La venerazione per figure femminili divinizzate ha prosperato per migliaia di anni. Religioni con al centro la Dea Creatrice, la Grande Madre, la Signora del cielo o Divina Antenata contemplavano la figura femminile come generatrice di vita, protettrice, guida spirituale e consigliera.
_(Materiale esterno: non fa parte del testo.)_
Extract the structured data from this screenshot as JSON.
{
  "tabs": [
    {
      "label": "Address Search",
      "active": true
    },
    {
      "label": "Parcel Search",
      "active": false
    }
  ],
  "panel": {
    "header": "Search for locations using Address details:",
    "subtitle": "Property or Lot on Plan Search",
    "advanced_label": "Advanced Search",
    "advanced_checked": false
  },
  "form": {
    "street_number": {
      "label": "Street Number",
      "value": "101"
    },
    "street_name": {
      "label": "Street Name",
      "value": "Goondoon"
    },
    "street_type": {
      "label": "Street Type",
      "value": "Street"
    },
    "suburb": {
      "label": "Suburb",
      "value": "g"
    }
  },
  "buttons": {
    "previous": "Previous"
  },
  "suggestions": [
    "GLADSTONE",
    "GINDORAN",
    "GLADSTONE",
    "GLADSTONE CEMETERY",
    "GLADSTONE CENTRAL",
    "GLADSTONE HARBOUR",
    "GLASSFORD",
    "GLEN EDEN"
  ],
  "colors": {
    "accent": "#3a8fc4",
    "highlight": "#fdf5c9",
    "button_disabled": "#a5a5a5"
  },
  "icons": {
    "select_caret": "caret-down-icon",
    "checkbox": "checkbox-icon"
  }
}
Per diecimila anni, forse anche più, in tutte le popolazioni tribali del mondo, in un’epoca di pace, di civilizzazione e di uguaglianza tra uomo e donna, si riscontra l’adorazione delle Antenate.
L’invasione dei popoli indoeuropei, di impronta patriarcale e inclini alla guerra, simboleggiati da carri trainati da cavalli e asce di bronzo, ha contribuito al processo di demonizzazione di questo culto ancestrale della Dea Madre, sostituendolo con un Dio Padre, che meglio rispecchiava la gerarchizzazione della loro società.
Questo retaggio è perpetuato nei secoli successivi, nei quali la storia ci narra di guerre, oppressioni e sempre maggiore svalutazione della figura della donna a vantaggio di un patriarcato semitico che si riscontra soprattutto nell’aspetto religioso e fino in epoca moderna.